JagdG Tir 1983 §37 Abs11;
JagdG Tir 1983 §37 Abs2;
JagdG Tir 1983 §37 Abs3 litd;
JagdG Tir 1983 §37 Abs7;
JagdG Tir 1983 §37 Abs8 litb;
JagdG Tir 1983 §37 Abs8;
JagdGDV Tir 02te 1983 §3 Abs1;
JagdRallg;
JagdG Tir 1983 §37 Abs11;
JagdG Tir 1983 §37 Abs2;
JagdG Tir 1983 §37 Abs3 litd;
JagdG Tir 1983 §37 Abs7;
JagdG Tir 1983 §37 Abs8 litb;
JagdG Tir 1983 §37 Abs8;
JagdGDV Tir 02te 1983 §3 Abs1;
JagdRallg;

 

Spruch:

Die Beschwerde wird als unbegründet abgewiesen.

Die Beschwerdeführerin hat dem Land Tirol Aufwendungen in der Höhe von S 4.565,-- binnen zwei Wochen bei sonstiger Exekution zu ersetzen.

Begründung

In dem von der Beschwerdeführerin als Jagdausübungsberechtigte im Eigenjagdgebiet Falzturn (auch: Pertisau - Falzturn) der Bezirkshauptmannschaft Schwaz vorgelegten Abschussplan für Schalenwild und Murmeltiere für das Jagdjahr 1999/2000 wurde beim Rotwild der gezählte Wildstand zum 1. April mit insgesamt 33 Stück, der Zuwachs mit insgesamt 14 Stück und der Sommerstand einschließlich Wechselwild mit insgesamt 47 Stück angegeben und ein - nach Geschlecht und Altersklassen gegliederter - Gesamtabschuss von "MIN." 14 und "MAX." 18 Stück beantragt.

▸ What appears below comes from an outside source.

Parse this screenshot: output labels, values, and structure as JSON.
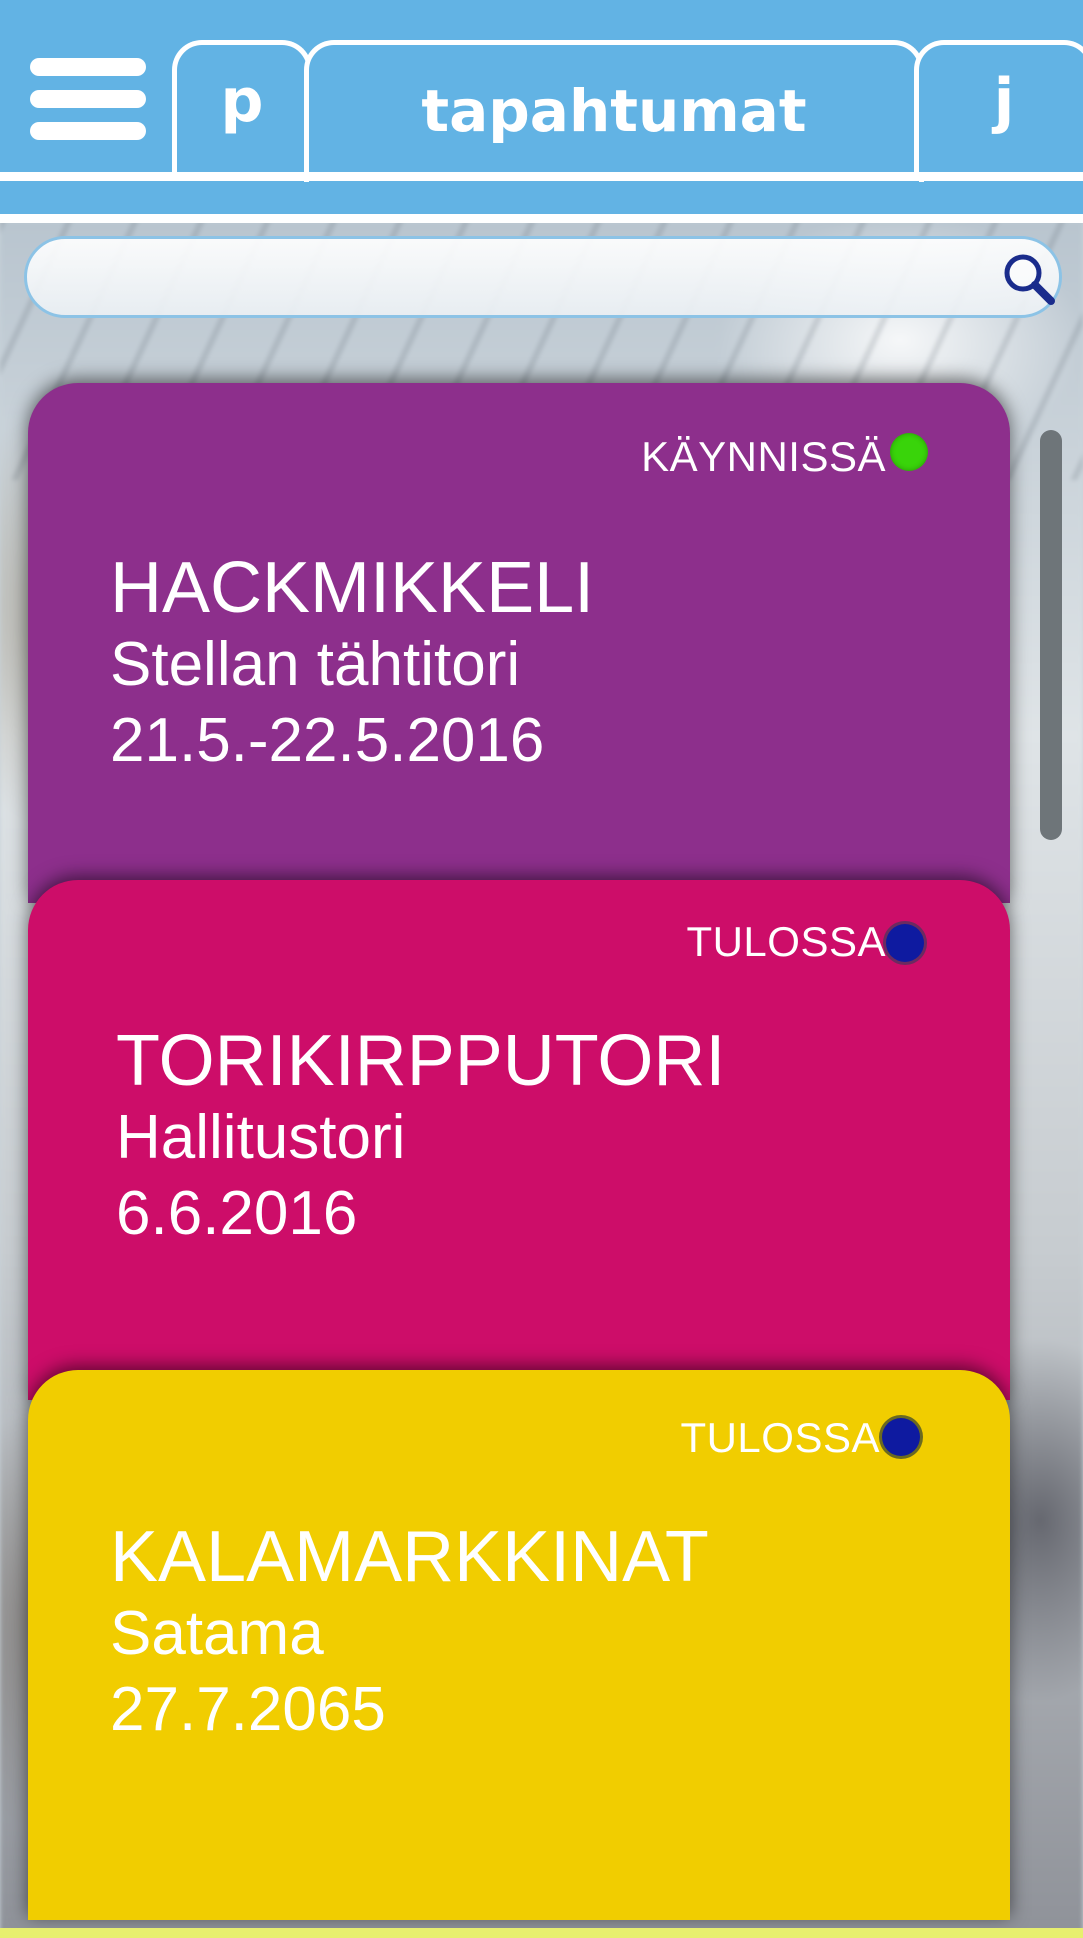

Mit Bescheid der Bezirkshauptmannschaft Schwaz vom 27. Mai 1999 wurde der Abschuss von Rotwild abweichend von diesem Antrag gemäß § 37 Abs. 8 Tiroler Jagdgesetz 1983, LGBl. Nr. 60, in der Fassung LGBl. Nr. 68/1993, (TJG) - nach Geschlecht und Altersklassen gegliedert - mit insgesamt 18 Stück festgesetzt.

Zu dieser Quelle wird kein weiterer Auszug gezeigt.